Hoboken Councilwoman Tiffanie Fisher, a Democrat who opposes the dispensary plan, said Mukherji’s assistance on behalf of Nussbaum and the proposed cannabis shop’s managers illustrates the kind of behind-the-scenes politicking that she thinks is unhealthy for the state’s nascent cannabis industry.

“Seemingly, potentially, they’re using influence and position to do so,” Fisher said. “That just doesn’t feel right … It’s not consistent with the spirit of the state law.”

The property in question is 51-53 Fourteenth Street, a mixed-use building owned by Jaclyn Fulop and Nussbaum in a northeast section of the city. They are leasing a ground-floor location in the building to Texas-based Jason Vedadi, who is subleasing it to the planned cannabis shop, Story Dispensary of Hoboken. Story is partially owned by Howard Hintz, who has worked in the cannabis industry with Vedadi.

The location was previously home to a restaurant and bar, Hudson Tavern.

Plaintiffs in the lawsuit — residents of the building’s condo units, who say they were told a physical therapy group would be open downstairs — want a judge to declare that Hoboken’s zoning laws do not permit a recreational cannabis dispensary in that location.

A November filing in the case includes the email that revealed Mukherji’s involvement. The assemblyman sent it on Jan. 17, 2022, to Nussbaum and copied a number of people connected to Story, including Vedadi.

In the email — the subject line is “51-53 14th Street” — Mukherji tells Nussbaum he is attaching a letter of intent signed by “the Vedadi group” and a landlord certificate, which is required for dispensaries to submit their application for a cannabis license.

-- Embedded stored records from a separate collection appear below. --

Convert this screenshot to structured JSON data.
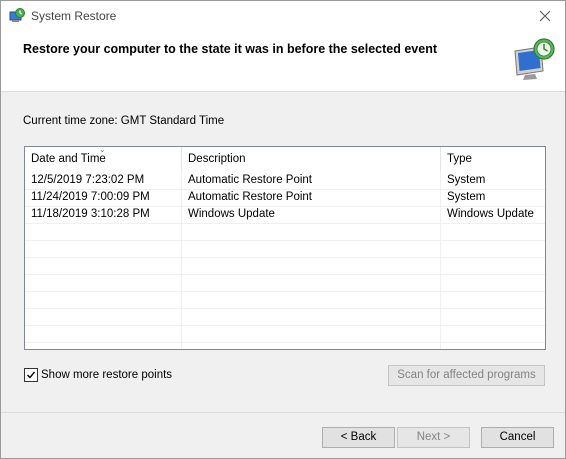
{
  "window": {
    "title": "System Restore"
  },
  "header": {
    "headline": "Restore your computer to the state it was in before the selected event"
  },
  "timezone": {
    "label": "Current time zone: GMT Standard Time"
  },
  "table": {
    "columns": [
      "Date and Time",
      "Description",
      "Type"
    ],
    "rows": [
      [
        "12/5/2019 7:23:02 PM",
        "Automatic Restore Point",
        "System"
      ],
      [
        "11/24/2019 7:00:09 PM",
        "Automatic Restore Point",
        "System"
      ],
      [
        "11/18/2019 3:10:28 PM",
        "Windows Update",
        "Windows Update"
      ]
    ]
  },
  "options": {
    "show_more_label": "Show more restore points",
    "show_more_checked": true
  },
  "buttons": {
    "scan": "Scan for affected programs",
    "back": "< Back",
    "next": "Next >",
    "cancel": "Cancel"
  },
  "icons": {
    "app": "system-restore-icon",
    "close": "close-icon",
    "hero": "restore-computer-icon"
  }
}
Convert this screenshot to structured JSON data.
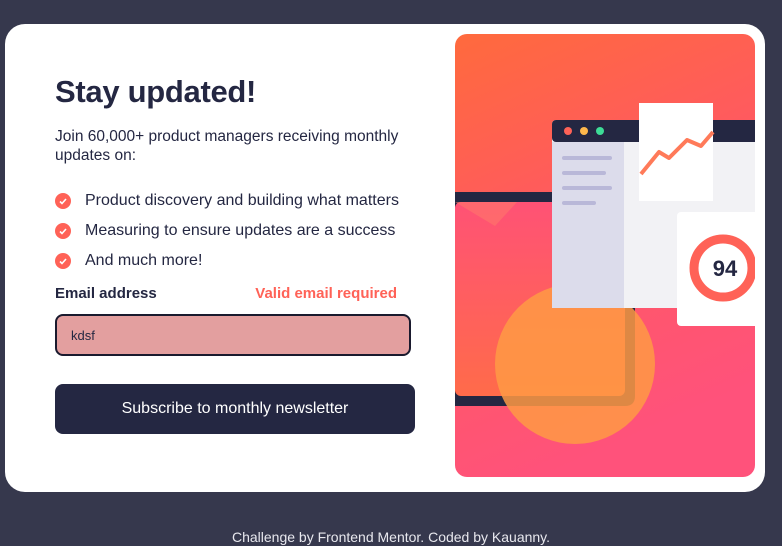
{
  "card": {
    "title": "Stay updated!",
    "intro": "Join 60,000+ product managers receiving monthly updates on:",
    "features": [
      "Product discovery and building what matters",
      "Measuring to ensure updates are a success",
      "And much more!"
    ]
  },
  "form": {
    "email_label": "Email address",
    "error_message": "Valid email required",
    "email_value": "kdsf",
    "submit_label": "Subscribe to monthly newsletter"
  },
  "illustration": {
    "score": "94"
  },
  "footer": {
    "text": "Challenge by Frontend Mentor. Coded by Kauanny."
  },
  "colors": {
    "background": "#36384d",
    "dark_navy": "#242742",
    "tomato": "#ff6257",
    "input_error_fill": "#e39f9f"
  },
  "icons": [
    "check-icon"
  ]
}
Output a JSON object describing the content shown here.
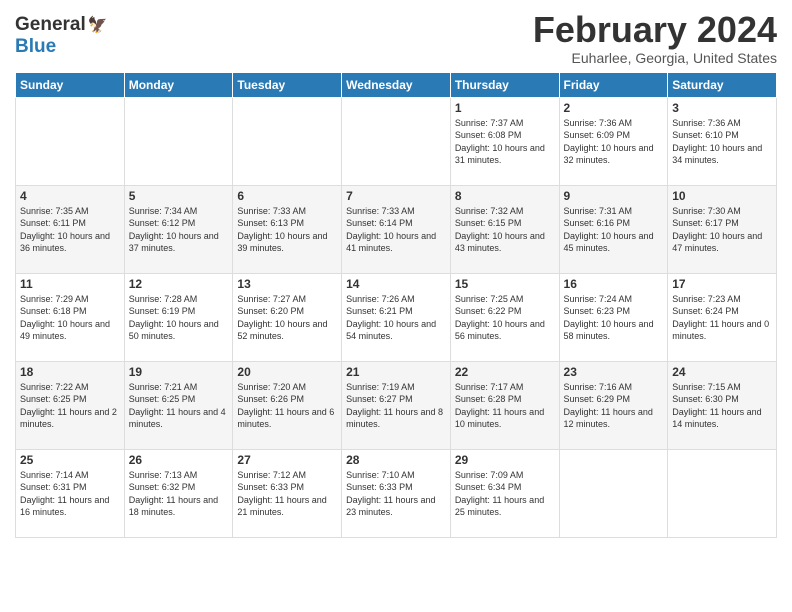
{
  "header": {
    "logo_general": "General",
    "logo_blue": "Blue",
    "title": "February 2024",
    "subtitle": "Euharlee, Georgia, United States"
  },
  "days_of_week": [
    "Sunday",
    "Monday",
    "Tuesday",
    "Wednesday",
    "Thursday",
    "Friday",
    "Saturday"
  ],
  "weeks": [
    [
      {
        "day": "",
        "sunrise": "",
        "sunset": "",
        "daylight": ""
      },
      {
        "day": "",
        "sunrise": "",
        "sunset": "",
        "daylight": ""
      },
      {
        "day": "",
        "sunrise": "",
        "sunset": "",
        "daylight": ""
      },
      {
        "day": "",
        "sunrise": "",
        "sunset": "",
        "daylight": ""
      },
      {
        "day": "1",
        "sunrise": "Sunrise: 7:37 AM",
        "sunset": "Sunset: 6:08 PM",
        "daylight": "Daylight: 10 hours and 31 minutes."
      },
      {
        "day": "2",
        "sunrise": "Sunrise: 7:36 AM",
        "sunset": "Sunset: 6:09 PM",
        "daylight": "Daylight: 10 hours and 32 minutes."
      },
      {
        "day": "3",
        "sunrise": "Sunrise: 7:36 AM",
        "sunset": "Sunset: 6:10 PM",
        "daylight": "Daylight: 10 hours and 34 minutes."
      }
    ],
    [
      {
        "day": "4",
        "sunrise": "Sunrise: 7:35 AM",
        "sunset": "Sunset: 6:11 PM",
        "daylight": "Daylight: 10 hours and 36 minutes."
      },
      {
        "day": "5",
        "sunrise": "Sunrise: 7:34 AM",
        "sunset": "Sunset: 6:12 PM",
        "daylight": "Daylight: 10 hours and 37 minutes."
      },
      {
        "day": "6",
        "sunrise": "Sunrise: 7:33 AM",
        "sunset": "Sunset: 6:13 PM",
        "daylight": "Daylight: 10 hours and 39 minutes."
      },
      {
        "day": "7",
        "sunrise": "Sunrise: 7:33 AM",
        "sunset": "Sunset: 6:14 PM",
        "daylight": "Daylight: 10 hours and 41 minutes."
      },
      {
        "day": "8",
        "sunrise": "Sunrise: 7:32 AM",
        "sunset": "Sunset: 6:15 PM",
        "daylight": "Daylight: 10 hours and 43 minutes."
      },
      {
        "day": "9",
        "sunrise": "Sunrise: 7:31 AM",
        "sunset": "Sunset: 6:16 PM",
        "daylight": "Daylight: 10 hours and 45 minutes."
      },
      {
        "day": "10",
        "sunrise": "Sunrise: 7:30 AM",
        "sunset": "Sunset: 6:17 PM",
        "daylight": "Daylight: 10 hours and 47 minutes."
      }
    ],
    [
      {
        "day": "11",
        "sunrise": "Sunrise: 7:29 AM",
        "sunset": "Sunset: 6:18 PM",
        "daylight": "Daylight: 10 hours and 49 minutes."
      },
      {
        "day": "12",
        "sunrise": "Sunrise: 7:28 AM",
        "sunset": "Sunset: 6:19 PM",
        "daylight": "Daylight: 10 hours and 50 minutes."
      },
      {
        "day": "13",
        "sunrise": "Sunrise: 7:27 AM",
        "sunset": "Sunset: 6:20 PM",
        "daylight": "Daylight: 10 hours and 52 minutes."
      },
      {
        "day": "14",
        "sunrise": "Sunrise: 7:26 AM",
        "sunset": "Sunset: 6:21 PM",
        "daylight": "Daylight: 10 hours and 54 minutes."
      },
      {
        "day": "15",
        "sunrise": "Sunrise: 7:25 AM",
        "sunset": "Sunset: 6:22 PM",
        "daylight": "Daylight: 10 hours and 56 minutes."
      },
      {
        "day": "16",
        "sunrise": "Sunrise: 7:24 AM",
        "sunset": "Sunset: 6:23 PM",
        "daylight": "Daylight: 10 hours and 58 minutes."
      },
      {
        "day": "17",
        "sunrise": "Sunrise: 7:23 AM",
        "sunset": "Sunset: 6:24 PM",
        "daylight": "Daylight: 11 hours and 0 minutes."
      }
    ],
    [
      {
        "day": "18",
        "sunrise": "Sunrise: 7:22 AM",
        "sunset": "Sunset: 6:25 PM",
        "daylight": "Daylight: 11 hours and 2 minutes."
      },
      {
        "day": "19",
        "sunrise": "Sunrise: 7:21 AM",
        "sunset": "Sunset: 6:25 PM",
        "daylight": "Daylight: 11 hours and 4 minutes."
      },
      {
        "day": "20",
        "sunrise": "Sunrise: 7:20 AM",
        "sunset": "Sunset: 6:26 PM",
        "daylight": "Daylight: 11 hours and 6 minutes."
      },
      {
        "day": "21",
        "sunrise": "Sunrise: 7:19 AM",
        "sunset": "Sunset: 6:27 PM",
        "daylight": "Daylight: 11 hours and 8 minutes."
      },
      {
        "day": "22",
        "sunrise": "Sunrise: 7:17 AM",
        "sunset": "Sunset: 6:28 PM",
        "daylight": "Daylight: 11 hours and 10 minutes."
      },
      {
        "day": "23",
        "sunrise": "Sunrise: 7:16 AM",
        "sunset": "Sunset: 6:29 PM",
        "daylight": "Daylight: 11 hours and 12 minutes."
      },
      {
        "day": "24",
        "sunrise": "Sunrise: 7:15 AM",
        "sunset": "Sunset: 6:30 PM",
        "daylight": "Daylight: 11 hours and 14 minutes."
      }
    ],
    [
      {
        "day": "25",
        "sunrise": "Sunrise: 7:14 AM",
        "sunset": "Sunset: 6:31 PM",
        "daylight": "Daylight: 11 hours and 16 minutes."
      },
      {
        "day": "26",
        "sunrise": "Sunrise: 7:13 AM",
        "sunset": "Sunset: 6:32 PM",
        "daylight": "Daylight: 11 hours and 18 minutes."
      },
      {
        "day": "27",
        "sunrise": "Sunrise: 7:12 AM",
        "sunset": "Sunset: 6:33 PM",
        "daylight": "Daylight: 11 hours and 21 minutes."
      },
      {
        "day": "28",
        "sunrise": "Sunrise: 7:10 AM",
        "sunset": "Sunset: 6:33 PM",
        "daylight": "Daylight: 11 hours and 23 minutes."
      },
      {
        "day": "29",
        "sunrise": "Sunrise: 7:09 AM",
        "sunset": "Sunset: 6:34 PM",
        "daylight": "Daylight: 11 hours and 25 minutes."
      },
      {
        "day": "",
        "sunrise": "",
        "sunset": "",
        "daylight": ""
      },
      {
        "day": "",
        "sunrise": "",
        "sunset": "",
        "daylight": ""
      }
    ]
  ]
}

Story received its first hearing in front of the Hoboken Cannabis Review Board one month after Mukherji’s email.

Mukherji, who is an attorney, is also the CEO of cannabis company CannaTech. He maintains that Nussbaum and Jaclyn Fulop are longtime friends of his, and that their physical therapy business is a former client of his law firm.

Mukherji and the Fulops are not the only Hudson County politicos with ties to the cannabis industry. Jersey City’s council in August approved a dispensary owned by the council president’s daughter, and another dispensary co-owned by Hudson County Commissioner Jerry Walker and Tuesday Caldwell — wife of Sen. Sandra B. Cunningham’s top aide — was approved by the Jersey City Cannabis Control Board earlier this month.

The Hoboken Cannabis Review Board has approved six applications so far. Hoboken’s council is slated to vote on giving Story its approval Wednesday night, approval that is key for the dispensary to open.

Residents opposed to the Story plan said they have concerns about noise, loitering, property values, insurance, and more. Fisher said she believes that a restaurant would have been welcomed in the Story location, but a late-night bar would’ve drawn the same controversy.

“If these plaintiffs think a restaurant-bar open till 2 a.m. is a better option than a high-end retail dispensary, they’re smoking even better stuff than this tenant will sell,” Mukherji said.